ミカドアゲハの標本写真を手にする吉田英範さん=佐賀市天神の佐賀新聞社

 佐賀市高木瀬の吉田英範さん(64)が、インドやフィリピンなど熱帯地方に多く分布するチョウ「ミカドアゲハ」を自宅近くで捕獲した。半世紀にわたりチョウの収集を趣味としてきた吉田さんは、待ち望んできたミカドアゲハとの出合いを喜びながらも「地球温暖化が進んでいるのでは」と懸念する。

 チョウは、自宅近くの神社境内で見つけた。毎朝の日課にしている参詣中に出合い、慌てて網を取りに帰り捕獲したという。ミカドアゲハは絶滅のおそれのある野生生物として1991年まではレッドリストに掲載されていたが、日本での生息域が広がり、2000年版では削除されている。

 吉田さんは1992年にも熱帯地方のチョウ「タテハモドキ」を県内で36年ぶりに捕まえ話題をさらったが、25年たちタテハモドキは県内でよく見掛けるチョウになったという。

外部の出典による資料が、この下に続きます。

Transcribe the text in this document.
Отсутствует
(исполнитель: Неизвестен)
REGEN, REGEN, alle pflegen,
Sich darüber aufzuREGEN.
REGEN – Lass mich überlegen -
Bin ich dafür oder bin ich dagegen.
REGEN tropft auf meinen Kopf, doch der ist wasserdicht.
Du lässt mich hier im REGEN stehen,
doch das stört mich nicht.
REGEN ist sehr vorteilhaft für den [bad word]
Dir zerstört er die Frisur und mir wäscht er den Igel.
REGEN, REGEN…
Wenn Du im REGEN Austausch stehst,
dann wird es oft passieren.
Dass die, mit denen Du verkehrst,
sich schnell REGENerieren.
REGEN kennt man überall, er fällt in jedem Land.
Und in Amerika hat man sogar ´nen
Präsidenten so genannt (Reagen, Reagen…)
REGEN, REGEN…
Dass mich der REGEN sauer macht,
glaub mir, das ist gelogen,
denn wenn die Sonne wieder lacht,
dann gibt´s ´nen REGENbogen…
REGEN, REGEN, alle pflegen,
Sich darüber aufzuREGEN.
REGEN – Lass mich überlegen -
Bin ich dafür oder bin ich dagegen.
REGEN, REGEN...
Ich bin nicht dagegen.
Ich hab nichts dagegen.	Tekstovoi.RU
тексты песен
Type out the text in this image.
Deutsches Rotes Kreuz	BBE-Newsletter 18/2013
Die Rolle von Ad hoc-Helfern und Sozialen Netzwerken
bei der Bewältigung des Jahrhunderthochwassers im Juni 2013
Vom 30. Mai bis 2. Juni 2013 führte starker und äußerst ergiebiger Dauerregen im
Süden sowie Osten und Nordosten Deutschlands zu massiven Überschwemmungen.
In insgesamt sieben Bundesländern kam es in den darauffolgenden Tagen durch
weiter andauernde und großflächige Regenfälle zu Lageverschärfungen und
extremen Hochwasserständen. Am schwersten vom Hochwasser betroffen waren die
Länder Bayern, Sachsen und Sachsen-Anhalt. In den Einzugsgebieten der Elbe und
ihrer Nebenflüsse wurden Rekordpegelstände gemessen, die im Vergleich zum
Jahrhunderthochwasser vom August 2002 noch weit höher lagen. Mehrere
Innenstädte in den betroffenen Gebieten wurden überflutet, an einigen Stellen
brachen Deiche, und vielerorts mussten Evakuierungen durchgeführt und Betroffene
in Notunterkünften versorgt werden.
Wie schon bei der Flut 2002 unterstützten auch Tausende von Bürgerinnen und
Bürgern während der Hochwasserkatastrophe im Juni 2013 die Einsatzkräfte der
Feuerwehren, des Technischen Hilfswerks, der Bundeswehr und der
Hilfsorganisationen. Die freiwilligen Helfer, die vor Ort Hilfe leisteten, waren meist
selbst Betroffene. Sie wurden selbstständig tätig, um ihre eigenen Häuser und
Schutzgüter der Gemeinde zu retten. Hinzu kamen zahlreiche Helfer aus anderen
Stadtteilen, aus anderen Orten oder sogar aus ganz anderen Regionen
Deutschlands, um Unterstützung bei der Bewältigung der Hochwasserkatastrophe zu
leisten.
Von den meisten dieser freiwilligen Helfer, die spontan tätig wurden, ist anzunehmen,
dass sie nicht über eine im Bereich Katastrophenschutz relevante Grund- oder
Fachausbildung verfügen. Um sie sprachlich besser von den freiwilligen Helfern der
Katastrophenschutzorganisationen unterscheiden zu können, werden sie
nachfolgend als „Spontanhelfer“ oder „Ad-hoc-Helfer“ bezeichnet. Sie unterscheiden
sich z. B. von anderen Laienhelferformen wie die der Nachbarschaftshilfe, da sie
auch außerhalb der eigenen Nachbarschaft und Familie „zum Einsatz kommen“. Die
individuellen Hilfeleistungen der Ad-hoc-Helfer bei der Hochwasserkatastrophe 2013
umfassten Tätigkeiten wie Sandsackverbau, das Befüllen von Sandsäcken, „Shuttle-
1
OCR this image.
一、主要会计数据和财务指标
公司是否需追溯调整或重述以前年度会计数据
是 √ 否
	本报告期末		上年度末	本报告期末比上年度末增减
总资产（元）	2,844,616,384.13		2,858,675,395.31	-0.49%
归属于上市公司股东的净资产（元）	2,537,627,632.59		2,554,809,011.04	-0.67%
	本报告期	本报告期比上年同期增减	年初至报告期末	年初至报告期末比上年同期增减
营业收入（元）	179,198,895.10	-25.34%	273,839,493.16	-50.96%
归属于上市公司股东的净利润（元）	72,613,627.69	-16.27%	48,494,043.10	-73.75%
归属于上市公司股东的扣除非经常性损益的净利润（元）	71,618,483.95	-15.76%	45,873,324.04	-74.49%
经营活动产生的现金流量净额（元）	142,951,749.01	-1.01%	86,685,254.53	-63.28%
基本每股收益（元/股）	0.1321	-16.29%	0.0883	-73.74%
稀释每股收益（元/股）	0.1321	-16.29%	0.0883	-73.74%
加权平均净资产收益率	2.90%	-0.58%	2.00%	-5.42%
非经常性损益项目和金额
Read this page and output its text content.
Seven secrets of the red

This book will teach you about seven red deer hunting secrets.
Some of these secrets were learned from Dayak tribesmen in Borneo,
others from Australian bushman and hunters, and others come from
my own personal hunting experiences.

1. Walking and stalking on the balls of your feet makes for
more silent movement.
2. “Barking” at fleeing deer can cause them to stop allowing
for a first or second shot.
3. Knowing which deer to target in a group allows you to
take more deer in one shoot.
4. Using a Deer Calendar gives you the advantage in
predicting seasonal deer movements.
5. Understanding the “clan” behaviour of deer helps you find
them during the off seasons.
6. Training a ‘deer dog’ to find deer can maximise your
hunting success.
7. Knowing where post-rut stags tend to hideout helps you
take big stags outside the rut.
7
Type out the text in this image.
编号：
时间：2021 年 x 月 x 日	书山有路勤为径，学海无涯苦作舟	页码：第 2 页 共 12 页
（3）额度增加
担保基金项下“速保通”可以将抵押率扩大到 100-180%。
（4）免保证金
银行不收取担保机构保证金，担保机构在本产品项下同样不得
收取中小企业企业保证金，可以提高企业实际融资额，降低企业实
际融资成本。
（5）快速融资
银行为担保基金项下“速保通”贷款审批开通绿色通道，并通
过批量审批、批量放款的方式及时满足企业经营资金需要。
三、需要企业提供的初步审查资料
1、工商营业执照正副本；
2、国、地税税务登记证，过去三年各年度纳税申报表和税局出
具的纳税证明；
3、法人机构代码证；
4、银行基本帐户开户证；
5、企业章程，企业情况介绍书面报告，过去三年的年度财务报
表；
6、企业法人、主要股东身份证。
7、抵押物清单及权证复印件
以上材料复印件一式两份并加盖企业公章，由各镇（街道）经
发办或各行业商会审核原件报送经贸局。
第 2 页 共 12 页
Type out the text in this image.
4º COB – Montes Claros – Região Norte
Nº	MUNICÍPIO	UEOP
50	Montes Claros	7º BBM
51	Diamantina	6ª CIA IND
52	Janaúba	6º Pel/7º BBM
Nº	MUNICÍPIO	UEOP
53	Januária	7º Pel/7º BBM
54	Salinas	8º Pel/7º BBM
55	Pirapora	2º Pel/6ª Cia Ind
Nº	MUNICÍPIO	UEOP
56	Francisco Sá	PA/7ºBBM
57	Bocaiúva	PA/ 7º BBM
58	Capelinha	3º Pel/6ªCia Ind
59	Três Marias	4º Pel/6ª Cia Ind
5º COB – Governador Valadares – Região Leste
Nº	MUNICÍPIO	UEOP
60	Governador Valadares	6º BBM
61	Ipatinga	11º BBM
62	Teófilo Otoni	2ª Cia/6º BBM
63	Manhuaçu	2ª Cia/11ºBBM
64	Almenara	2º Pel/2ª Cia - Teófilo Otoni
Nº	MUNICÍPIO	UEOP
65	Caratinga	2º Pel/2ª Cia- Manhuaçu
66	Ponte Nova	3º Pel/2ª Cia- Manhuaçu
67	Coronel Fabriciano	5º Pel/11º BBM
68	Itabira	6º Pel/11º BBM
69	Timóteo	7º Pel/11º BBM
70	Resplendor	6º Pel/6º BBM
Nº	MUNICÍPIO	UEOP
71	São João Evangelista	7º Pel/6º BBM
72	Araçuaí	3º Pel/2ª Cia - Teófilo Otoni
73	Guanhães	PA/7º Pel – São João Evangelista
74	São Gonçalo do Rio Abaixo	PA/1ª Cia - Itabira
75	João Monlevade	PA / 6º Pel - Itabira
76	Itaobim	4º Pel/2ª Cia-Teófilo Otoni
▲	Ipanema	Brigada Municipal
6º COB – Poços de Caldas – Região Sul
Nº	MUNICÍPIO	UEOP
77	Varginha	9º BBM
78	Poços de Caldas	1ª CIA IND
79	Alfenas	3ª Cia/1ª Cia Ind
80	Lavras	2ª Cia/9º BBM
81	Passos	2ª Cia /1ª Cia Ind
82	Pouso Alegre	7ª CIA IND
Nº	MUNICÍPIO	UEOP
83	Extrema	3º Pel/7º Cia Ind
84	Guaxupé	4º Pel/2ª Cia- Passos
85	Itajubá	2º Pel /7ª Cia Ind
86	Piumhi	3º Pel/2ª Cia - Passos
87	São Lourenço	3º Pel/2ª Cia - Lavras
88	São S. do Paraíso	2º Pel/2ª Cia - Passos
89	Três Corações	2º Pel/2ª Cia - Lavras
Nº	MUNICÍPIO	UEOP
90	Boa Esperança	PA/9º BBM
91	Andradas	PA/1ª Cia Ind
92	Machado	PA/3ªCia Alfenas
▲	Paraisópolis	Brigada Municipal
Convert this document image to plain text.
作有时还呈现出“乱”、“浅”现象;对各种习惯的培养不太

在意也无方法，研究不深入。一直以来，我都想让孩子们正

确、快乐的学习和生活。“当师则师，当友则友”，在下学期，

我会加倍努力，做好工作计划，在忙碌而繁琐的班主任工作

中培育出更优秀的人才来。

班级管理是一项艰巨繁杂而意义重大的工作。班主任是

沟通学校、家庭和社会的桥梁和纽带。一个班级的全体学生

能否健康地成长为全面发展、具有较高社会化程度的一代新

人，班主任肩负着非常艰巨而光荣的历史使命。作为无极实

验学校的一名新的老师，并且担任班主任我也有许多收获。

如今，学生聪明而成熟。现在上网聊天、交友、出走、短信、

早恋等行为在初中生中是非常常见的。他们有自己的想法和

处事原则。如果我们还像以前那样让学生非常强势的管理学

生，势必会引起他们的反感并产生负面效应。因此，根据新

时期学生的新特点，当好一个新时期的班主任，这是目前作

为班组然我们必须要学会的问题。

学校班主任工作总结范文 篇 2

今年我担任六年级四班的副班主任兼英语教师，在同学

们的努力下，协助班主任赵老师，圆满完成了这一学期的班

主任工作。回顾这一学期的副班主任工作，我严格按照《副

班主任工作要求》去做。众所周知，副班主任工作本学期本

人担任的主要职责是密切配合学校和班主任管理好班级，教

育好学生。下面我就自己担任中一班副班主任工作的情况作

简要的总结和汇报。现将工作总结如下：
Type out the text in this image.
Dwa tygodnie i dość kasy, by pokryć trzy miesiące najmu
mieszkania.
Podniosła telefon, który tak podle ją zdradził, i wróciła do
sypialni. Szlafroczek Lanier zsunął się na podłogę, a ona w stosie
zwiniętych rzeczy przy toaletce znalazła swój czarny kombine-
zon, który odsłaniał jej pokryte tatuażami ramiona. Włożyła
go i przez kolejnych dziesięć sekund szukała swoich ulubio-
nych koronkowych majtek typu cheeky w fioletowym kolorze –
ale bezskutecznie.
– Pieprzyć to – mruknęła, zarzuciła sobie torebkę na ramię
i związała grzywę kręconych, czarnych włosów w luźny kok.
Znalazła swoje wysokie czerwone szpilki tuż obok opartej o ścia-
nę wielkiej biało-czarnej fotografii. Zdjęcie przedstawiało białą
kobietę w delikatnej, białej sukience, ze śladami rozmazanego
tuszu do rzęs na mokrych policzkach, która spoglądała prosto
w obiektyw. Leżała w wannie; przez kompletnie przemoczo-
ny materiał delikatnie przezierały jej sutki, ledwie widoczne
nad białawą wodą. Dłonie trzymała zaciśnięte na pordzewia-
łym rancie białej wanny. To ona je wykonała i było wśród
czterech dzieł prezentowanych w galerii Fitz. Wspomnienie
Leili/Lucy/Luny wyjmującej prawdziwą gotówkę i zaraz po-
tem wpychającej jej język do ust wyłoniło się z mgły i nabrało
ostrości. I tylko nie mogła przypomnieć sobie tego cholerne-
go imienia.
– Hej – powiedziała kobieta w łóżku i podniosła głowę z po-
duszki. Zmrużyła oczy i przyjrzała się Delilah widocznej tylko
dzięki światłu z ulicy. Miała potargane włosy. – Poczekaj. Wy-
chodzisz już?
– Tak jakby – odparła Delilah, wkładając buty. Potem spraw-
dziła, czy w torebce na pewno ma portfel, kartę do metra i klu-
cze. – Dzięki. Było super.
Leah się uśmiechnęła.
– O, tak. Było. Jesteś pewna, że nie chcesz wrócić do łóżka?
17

 佐賀のチョウを見つめるうち、吉田さんはチョウと佐賀の変化をよく考えるようになった。市街地から柳の木が減り、柳の葉を主食とするコムラサキを見なくなった。アゲハチョウが減ったのは、ミカン畑が減ったからか。趣味のゴルフに興じていても、「ついチョウが気になる」という。